= List of proposed voivodeships of Poland =

The list of proposed voivodeships (provinces) of Poland. In Polish politics, a possible future voivodeship is referred to as 17th voivodeship (Polish: 17. województwo), in regard to 16 currently existing voivodeships.

== Proposed voivodeships ==
- Częstochowa Voivodeship (also known as the Jurassic Voivodeship), a voivodeship in the South-East part of the country, proposed to be created out parts of Świętokrzyskie, Łódź, and Silesian Voivodeships. Częstochowa is proposed to be its capital.
- Middle Poland Voivodeship (also known as the Eastern Greater Poland Voivodeship), a voivodeship in the Central-East part of the country, proposed to be created out parts of Greater Poland and Łódź Voivodeships.
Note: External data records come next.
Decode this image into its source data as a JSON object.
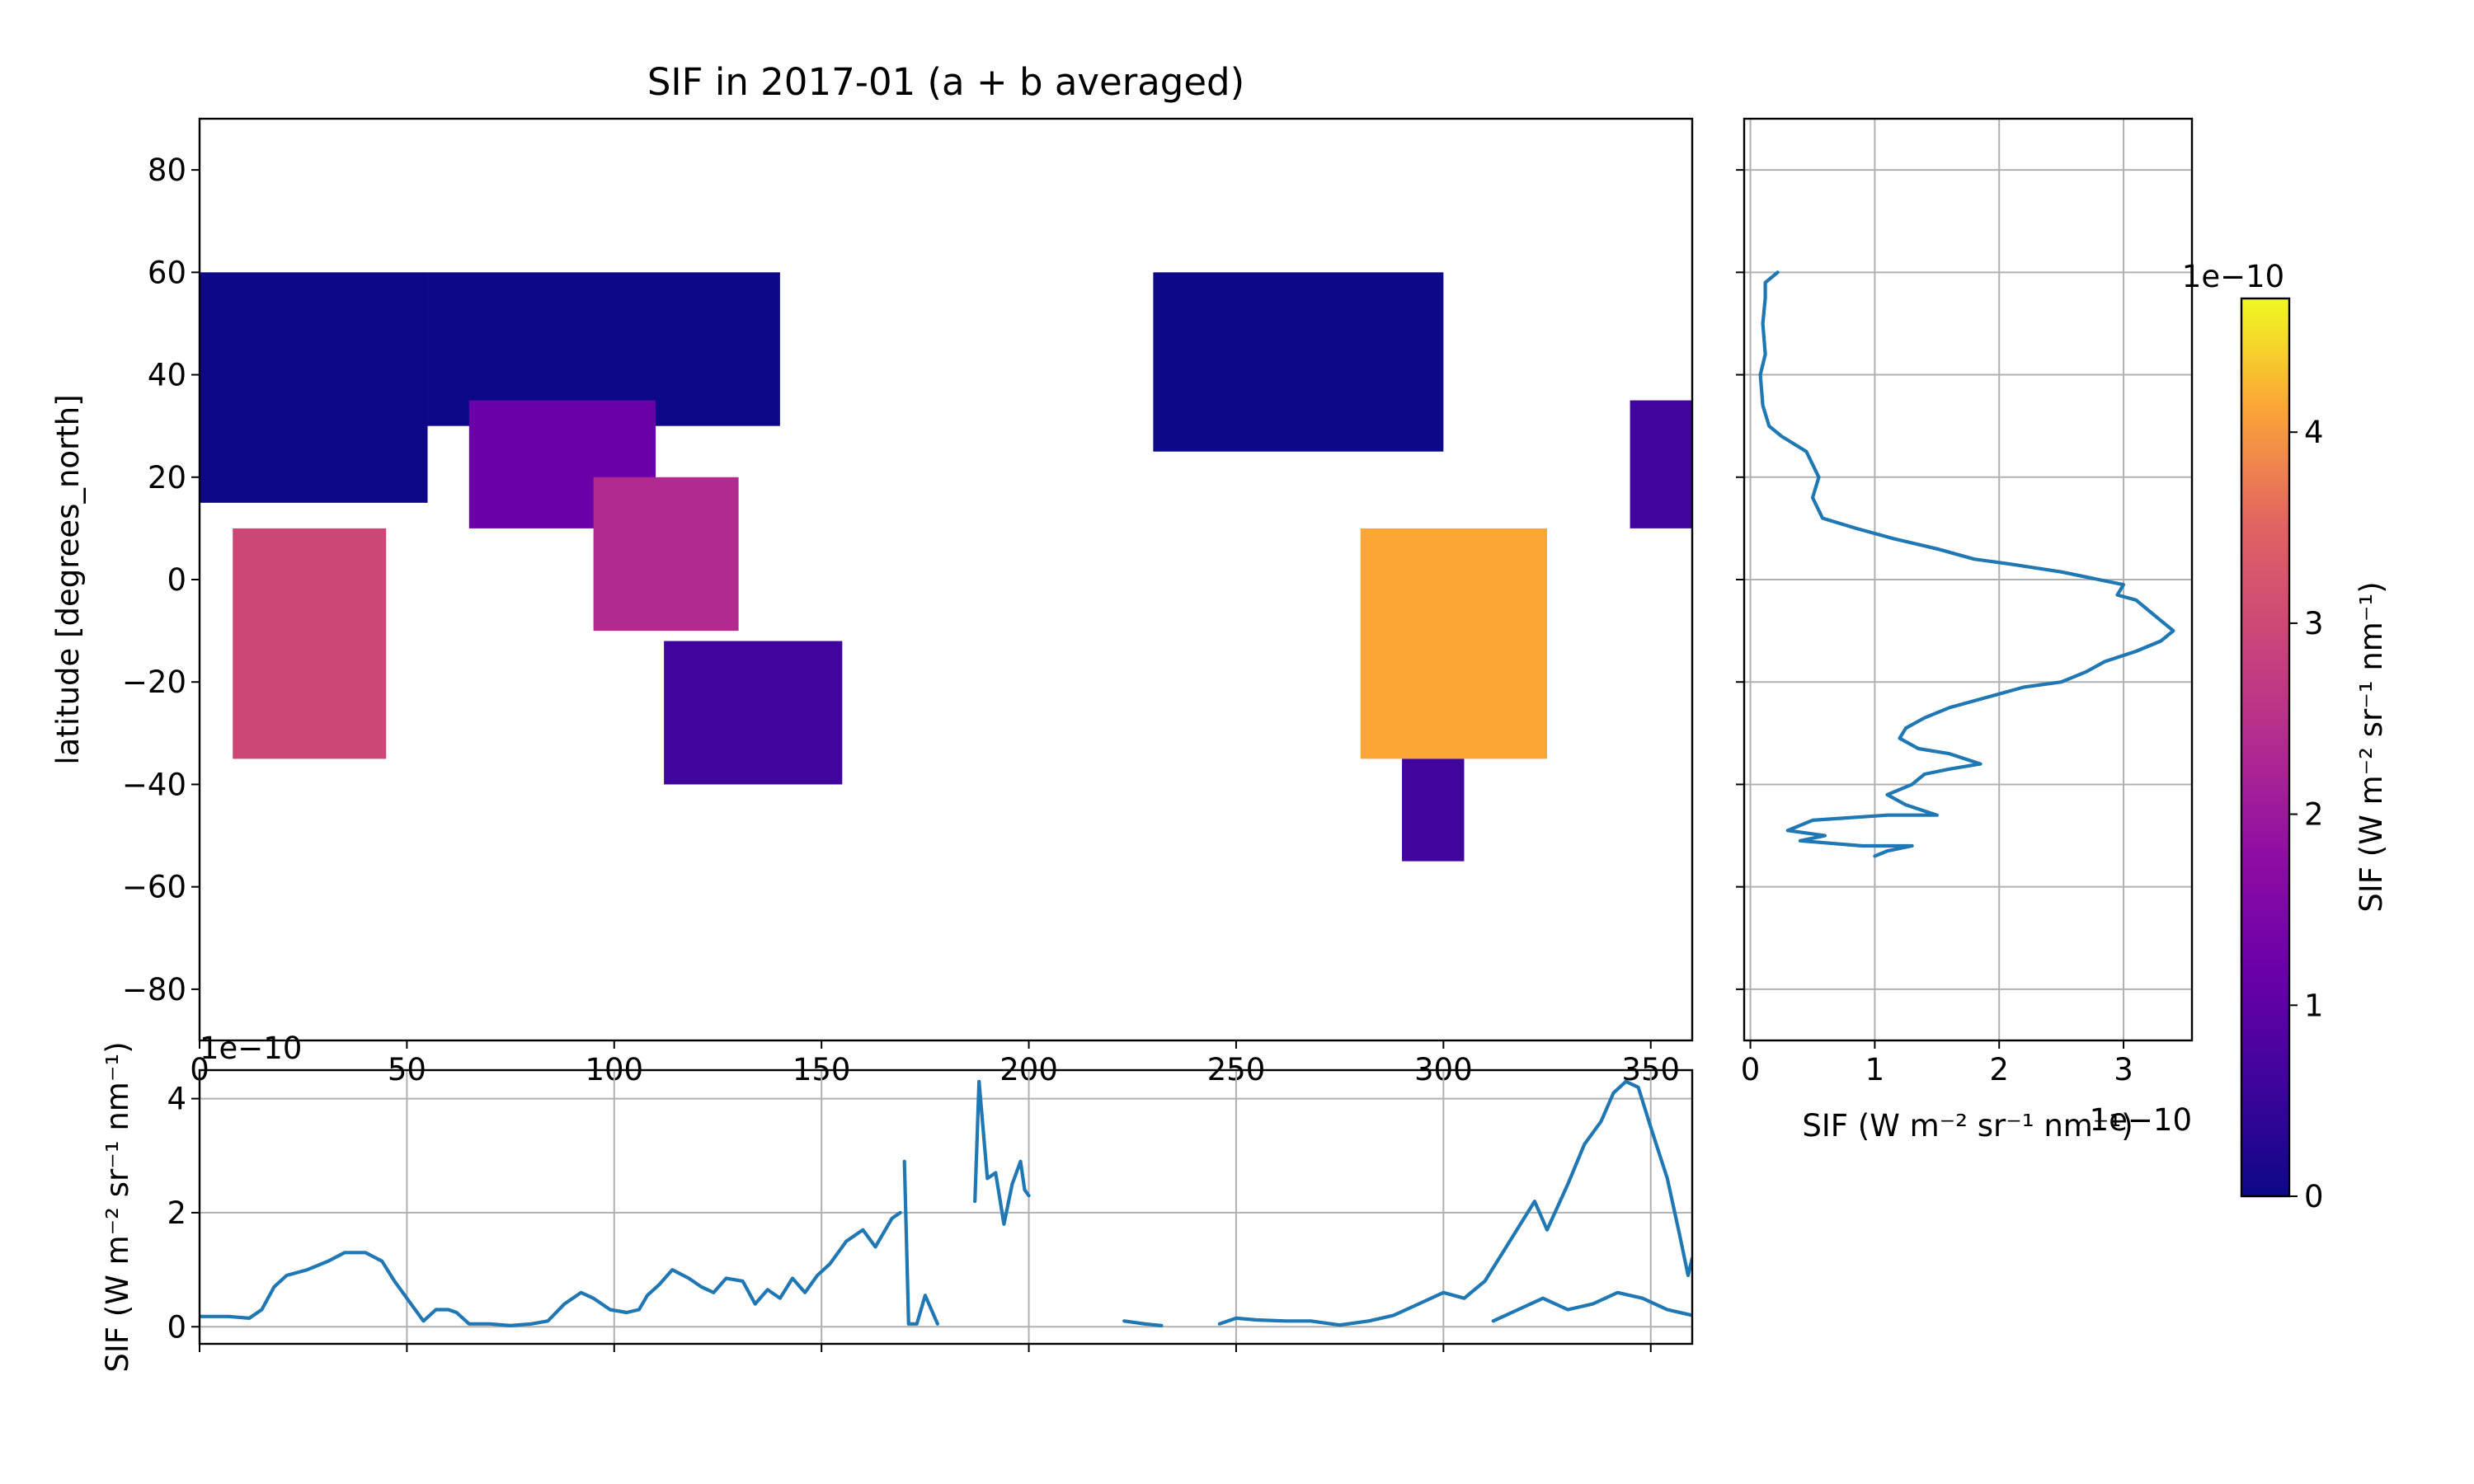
{
  "chart_data": [
    {
      "type": "heatmap",
      "title": "SIF in 2017-01 (a + b averaged)",
      "ylabel": "latitude [degrees_north]",
      "xlim": [
        0,
        360
      ],
      "ylim": [
        -90,
        90
      ],
      "x_ticks": [
        "0",
        "50",
        "100",
        "150",
        "200",
        "250",
        "300",
        "350"
      ],
      "y_ticks": [
        "−80",
        "−60",
        "−40",
        "−20",
        "0",
        "20",
        "40",
        "60",
        "80"
      ],
      "colormap": "plasma",
      "data_regions": [
        {
          "lon": [
            0,
            55
          ],
          "lat": [
            15,
            60
          ],
          "value": 0.25
        },
        {
          "lon": [
            55,
            140
          ],
          "lat": [
            30,
            60
          ],
          "value": 0.15
        },
        {
          "lon": [
            65,
            110
          ],
          "lat": [
            10,
            35
          ],
          "value": 1.2
        },
        {
          "lon": [
            8,
            45
          ],
          "lat": [
            -35,
            10
          ],
          "value": 3.0
        },
        {
          "lon": [
            95,
            130
          ],
          "lat": [
            -10,
            20
          ],
          "value": 2.5
        },
        {
          "lon": [
            112,
            155
          ],
          "lat": [
            -40,
            -12
          ],
          "value": 0.6
        },
        {
          "lon": [
            230,
            300
          ],
          "lat": [
            25,
            60
          ],
          "value": 0.2
        },
        {
          "lon": [
            280,
            325
          ],
          "lat": [
            -35,
            10
          ],
          "value": 4.0
        },
        {
          "lon": [
            290,
            305
          ],
          "lat": [
            -55,
            -35
          ],
          "value": 0.8
        },
        {
          "lon": [
            345,
            360
          ],
          "lat": [
            10,
            35
          ],
          "value": 0.3
        }
      ]
    },
    {
      "type": "line",
      "xlabel": "SIF (W m⁻² sr⁻¹ nm⁻¹)",
      "x_scale_label": "1e−10",
      "x_ticks": [
        "0",
        "1",
        "2",
        "3"
      ],
      "xlim": [
        -0.05,
        3.55
      ],
      "ylim": [
        -90,
        90
      ],
      "grid": true,
      "series": [
        {
          "points": [
            [
              0.22,
              60
            ],
            [
              0.12,
              58
            ],
            [
              0.12,
              55
            ],
            [
              0.1,
              50
            ],
            [
              0.12,
              44
            ],
            [
              0.08,
              40
            ],
            [
              0.1,
              34
            ],
            [
              0.15,
              30
            ],
            [
              0.25,
              28
            ],
            [
              0.45,
              25
            ],
            [
              0.55,
              20
            ],
            [
              0.5,
              16
            ],
            [
              0.58,
              12
            ],
            [
              0.85,
              10
            ],
            [
              1.15,
              8
            ],
            [
              1.5,
              6
            ],
            [
              1.8,
              4
            ],
            [
              2.1,
              3
            ],
            [
              2.5,
              1.5
            ],
            [
              2.8,
              0
            ],
            [
              3.0,
              -1
            ],
            [
              2.95,
              -3
            ],
            [
              3.1,
              -4
            ],
            [
              3.2,
              -6
            ],
            [
              3.3,
              -8
            ],
            [
              3.4,
              -10
            ],
            [
              3.3,
              -12
            ],
            [
              3.1,
              -14
            ],
            [
              2.85,
              -16
            ],
            [
              2.7,
              -18
            ],
            [
              2.5,
              -20
            ],
            [
              2.2,
              -21
            ],
            [
              1.9,
              -23
            ],
            [
              1.6,
              -25
            ],
            [
              1.4,
              -27
            ],
            [
              1.25,
              -29
            ],
            [
              1.2,
              -31
            ],
            [
              1.35,
              -33
            ],
            [
              1.6,
              -34
            ],
            [
              1.85,
              -36
            ],
            [
              1.6,
              -37
            ],
            [
              1.4,
              -38
            ],
            [
              1.3,
              -40
            ],
            [
              1.1,
              -42
            ],
            [
              1.25,
              -44
            ],
            [
              1.5,
              -46
            ],
            [
              1.1,
              -46
            ],
            [
              0.5,
              -47
            ],
            [
              0.3,
              -49
            ],
            [
              0.6,
              -50
            ],
            [
              0.4,
              -51
            ],
            [
              0.9,
              -52
            ],
            [
              1.3,
              -52
            ],
            [
              1.1,
              -53
            ],
            [
              1.0,
              -54
            ]
          ]
        }
      ]
    },
    {
      "type": "line",
      "ylabel": "SIF (W m⁻² sr⁻¹ nm⁻¹)",
      "y_scale_label": "1e−10",
      "y_ticks": [
        "0",
        "2",
        "4"
      ],
      "xlim": [
        0,
        360
      ],
      "ylim": [
        -0.3,
        4.5
      ],
      "grid": true,
      "segments": [
        [
          [
            0,
            0.18
          ],
          [
            7,
            0.18
          ],
          [
            12,
            0.15
          ],
          [
            15,
            0.3
          ],
          [
            18,
            0.7
          ],
          [
            21,
            0.9
          ],
          [
            26,
            1.0
          ],
          [
            31,
            1.15
          ],
          [
            35,
            1.3
          ],
          [
            40,
            1.3
          ],
          [
            44,
            1.15
          ],
          [
            47,
            0.8
          ],
          [
            51,
            0.4
          ],
          [
            54,
            0.1
          ],
          [
            57,
            0.3
          ],
          [
            60,
            0.3
          ],
          [
            62,
            0.25
          ],
          [
            65,
            0.05
          ],
          [
            70,
            0.05
          ],
          [
            75,
            0.02
          ],
          [
            80,
            0.05
          ],
          [
            84,
            0.1
          ],
          [
            88,
            0.4
          ],
          [
            92,
            0.6
          ],
          [
            95,
            0.5
          ],
          [
            99,
            0.3
          ],
          [
            103,
            0.25
          ],
          [
            106,
            0.3
          ],
          [
            108,
            0.55
          ],
          [
            111,
            0.75
          ],
          [
            114,
            1.0
          ],
          [
            118,
            0.85
          ],
          [
            121,
            0.7
          ],
          [
            124,
            0.6
          ],
          [
            127,
            0.85
          ],
          [
            131,
            0.8
          ],
          [
            134,
            0.4
          ],
          [
            137,
            0.65
          ],
          [
            140,
            0.5
          ],
          [
            143,
            0.85
          ],
          [
            146,
            0.6
          ],
          [
            149,
            0.9
          ],
          [
            152,
            1.1
          ],
          [
            156,
            1.5
          ],
          [
            160,
            1.7
          ],
          [
            163,
            1.4
          ],
          [
            167,
            1.9
          ],
          [
            169,
            2.0
          ]
        ],
        [
          [
            170,
            2.9
          ],
          [
            171,
            0.05
          ],
          [
            173,
            0.05
          ],
          [
            175,
            0.55
          ],
          [
            178,
            0.05
          ]
        ],
        [
          [
            187,
            2.2
          ],
          [
            188,
            4.3
          ],
          [
            190,
            2.6
          ],
          [
            192,
            2.7
          ],
          [
            194,
            1.8
          ],
          [
            196,
            2.5
          ],
          [
            198,
            2.9
          ],
          [
            199,
            2.4
          ],
          [
            200,
            2.3
          ]
        ],
        [
          [
            223,
            0.1
          ],
          [
            228,
            0.05
          ],
          [
            232,
            0.02
          ]
        ],
        [
          [
            246,
            0.05
          ],
          [
            250,
            0.15
          ],
          [
            255,
            0.12
          ],
          [
            262,
            0.1
          ],
          [
            268,
            0.1
          ],
          [
            275,
            0.03
          ],
          [
            282,
            0.1
          ],
          [
            288,
            0.2
          ],
          [
            294,
            0.4
          ],
          [
            300,
            0.6
          ],
          [
            305,
            0.5
          ],
          [
            310,
            0.8
          ],
          [
            316,
            1.5
          ],
          [
            322,
            2.2
          ],
          [
            325,
            1.7
          ],
          [
            330,
            2.5
          ],
          [
            334,
            3.2
          ],
          [
            338,
            3.6
          ],
          [
            341,
            4.1
          ],
          [
            344,
            4.3
          ],
          [
            347,
            4.2
          ],
          [
            350,
            3.5
          ],
          [
            354,
            2.6
          ],
          [
            357,
            1.6
          ],
          [
            359,
            0.9
          ],
          [
            360,
            1.2
          ]
        ],
        [
          [
            312,
            0.1
          ],
          [
            318,
            0.3
          ],
          [
            324,
            0.5
          ],
          [
            330,
            0.3
          ],
          [
            336,
            0.4
          ],
          [
            342,
            0.6
          ],
          [
            348,
            0.5
          ],
          [
            354,
            0.3
          ],
          [
            360,
            0.2
          ]
        ]
      ]
    },
    {
      "type": "colorbar",
      "label": "SIF (W m⁻² sr⁻¹ nm⁻¹)",
      "scale_label": "1e−10",
      "ticks": [
        "0",
        "1",
        "2",
        "3",
        "4"
      ],
      "range": [
        0,
        4.7
      ]
    }
  ]
}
Kalisz is proposed to be the capital.
- Middle Pomeranian Voivodeship, a voivodeship in North West part of the country, proposed to be created out of parts of West Pomeranian, Pomeranian, Greater Poland Voivodeships, with borders similar to former Koszalin Voivodeship, that existed from 1950 to 1975. Koszalin is proposed to be the seat of the marchal of voivodeship, and Słupsk to be the seat of the voivodeship sejmik.
- Old Poland Voivodeship, a voivodeship proposed during the works on the 1999 Poland Administrative Division Reform, that haven't been included in the final version. It was planned to be in place of the Świętokrzyskie Voivodeship, and parts of Łódź, and Silesian Voivodeships. Częstochowa was proposed to the seat of voivode, and Kielce to be the seat of the voivodeship sejmik.
- Warsaw Voivodeship (also known as Warsaw), a voivodeship the Central-East part of the country, proposed to be formed from the Polish capital city of Warsaw in Masovian Voivodeship, and possibly, the surrounding counties. Warsaw is proposed to be its capital.

== Historical propositions ==
- Sandomierz Voivodeship, a proposed voivodeship of the Second Polish Republic, planned to be created in 1939. Its creation was stopped by the World War II and German occupation of Poland.

== Other propositions and term usage ==
=== Electoral district ===
In 2008, Helsinki Foundation for Human Rights proposed the creation of an overseas electoral district for Polish citizens voting from abroad. The mandate was referred to as the Abroad district (Polish: Okręg Zagranica) and, the 17th voivodeship (Polish: 17. województwo). It was planned to have its own representation in the Parliament of Poland, to represent the interest of the Polish citizens that live abroad. An additional reason for its creation was that, at the time, the votes from abroad, were counted as given in Warsaw I electoral district, which consists of Warsaw, the capital city of Poland, which resulted in untruthful statistical data.

=== Iraq ===
Polish zone in Iraq that existed from 2003 to 2008, during the Iraq War was sometimes colloquially referred to in media as the Iraqi Voivodeship (Polish: województwo irackie) and the 17th voivodeship (Polish: 17. województwo).